Vielleicht sind hier nicht alle Akteure mit bösen Absichten unterwegs, auch wenn das bisweilen schwerfällt zu glauben. Mecklenburg-Vorpommerns Ministerpräsidentin Manuela Schwesig ist so ein Zweifelsfall. In ihrem Land kommen die russischen Gasleitungen an, Nord Stream 1 und 2, sie hatte ein klares Interesse an guten Beziehungen zu Russland. Dass gerade die zweite Pipeline an allen Ostseeanrainerstaaten vorbei nur für Deutschland bestimmt war, das wirtschaftsmächtigste Land aus der Europäischen Union herauslösen und somit Europas stärkste Waffe brechen sollte: die wirtschaftliche Geschlossenheit – das hat Schwesig und mit ihr die CDU, die wie im Bund bis 2021 in der Regierung war, wohl nicht sehen wollen. Eine Gazprom-Dependance als Umwelt-Stiftung zu tarnen, lässt allerdings ein gewisses Unrechtsbewusstsein vermuten.
Im „deutschen Interesse“ gegen Deutschland
Doch Schröder und Schwesig und die SPD mal beiseite. Sie sind schließlich nur ein Teil des sehr viel größeren Netzwerks. Auch Politiker der Linken warben jahrelang um Verständnis für Putin. Sahra Wagenknecht wollte noch kurz vor Kriegsbeginn nicht an einen russischen Einmarsch glauben, ihre Fraktionskollegin Sevim Dagdelen war sich sogar sicher, die Invasionspläne seien eine Erfindung des US-Geheimdienstes, und der Bundestagsabgeordnete Andrej Hunko, der nach der Besetzung des Donbass durch „prorussische Milizen“ in die Ostukraine gereist war und sich mit den Separatistenführern der selbsternannten Volksrepublik Donezk fotografieren ließ, gibt heute der Nato die Mitschuld am Krieg und spricht vom „Scheitern eines gesamteuropäischen Sicherheitssystems“. Nennen wir das mal einen lupenreinen Kreml-Narrativ.

Der findet sich übrigens auch bei der rechtsextremen AfD. Im März 2018 reiste Markus Frohnmaier anlässlich der Präsidentenwahl nach Russland, der Bundestagsabgeordnete sollte sich auf Einladung des Kremls mit weiteren Parlamentariern als Wahlbeobachter betätigen: „Wir machen uns ein Bild davon, dass alles fair und demokratisch abläuft, und sind vor Ort.“ Im selben Jahr diente sich das Mitglied des Berliner Abgeordnetenhauses Gunnar Lindemann als Wahlbeobachter im Donbass an und bestätigte den „ordnungsgemäßen“ Ablauf der manipulierten Wahlen.

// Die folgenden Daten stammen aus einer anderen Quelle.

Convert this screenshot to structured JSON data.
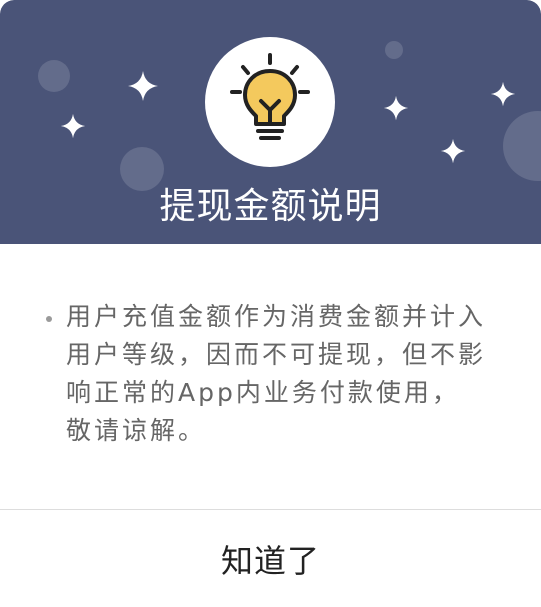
{
  "dialog": {
    "title": "提现金额说明",
    "icon": "lightbulb-icon",
    "bullet_text": "用户充值金额作为消费金额并计入用户等级，因而不可提现，但不影响正常的App内业务付款使用，敬请谅解。",
    "confirm_label": "知道了"
  },
  "colors": {
    "header_bg": "#4a5478",
    "bulb_fill": "#f4c95d",
    "text_gray": "#666666"
  }
}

Und Parteichef Tino Chrupalla nahm Putin auch nach Kriegsbeginn in Schutz: „Es darf in diesen Tagen aber nicht unser Ziel sein, den einen Schuldigen auszumachen“, sagte er am 27. Februar im Bundestag. Man dürfe Russlands Beitrag für Deutschland nicht vergessen.
Auch hier will man Deutschland aus dem europäischen Verbund reißen, angeblich, um seine Interessen zu wahren. Um noch einmal auf die SPD zu kommen: Sie findet sich in schlechtester Gesellschaft wieder – was die Nervosität der Parteioberen erklären mag, die nun Schröders Rauswurf fordern. Und dabei haben wir noch gar nicht ins Ausland geschaut, etwa zu den österreichischen Rechtspopulisten der FPÖ und ihre langjährige Putin-Zuneigung. Oder zur französischen Rechtsextremen Marine Le Pen in Frankreich, deren Partei 2014 mit einem russischen Kredit vor dem Bankrott gerettet wurde und die auch nach dem Angriff auf die Ukraine noch Wahlkampf mit einem Bild machte, das sie händeschüttelnd mit Putin zeigt. Oder zu Silvio Berlusconi, Viktor Orban, Nigel Farage und wie die einschlägigen Europa-Spalter noch heißen mögen.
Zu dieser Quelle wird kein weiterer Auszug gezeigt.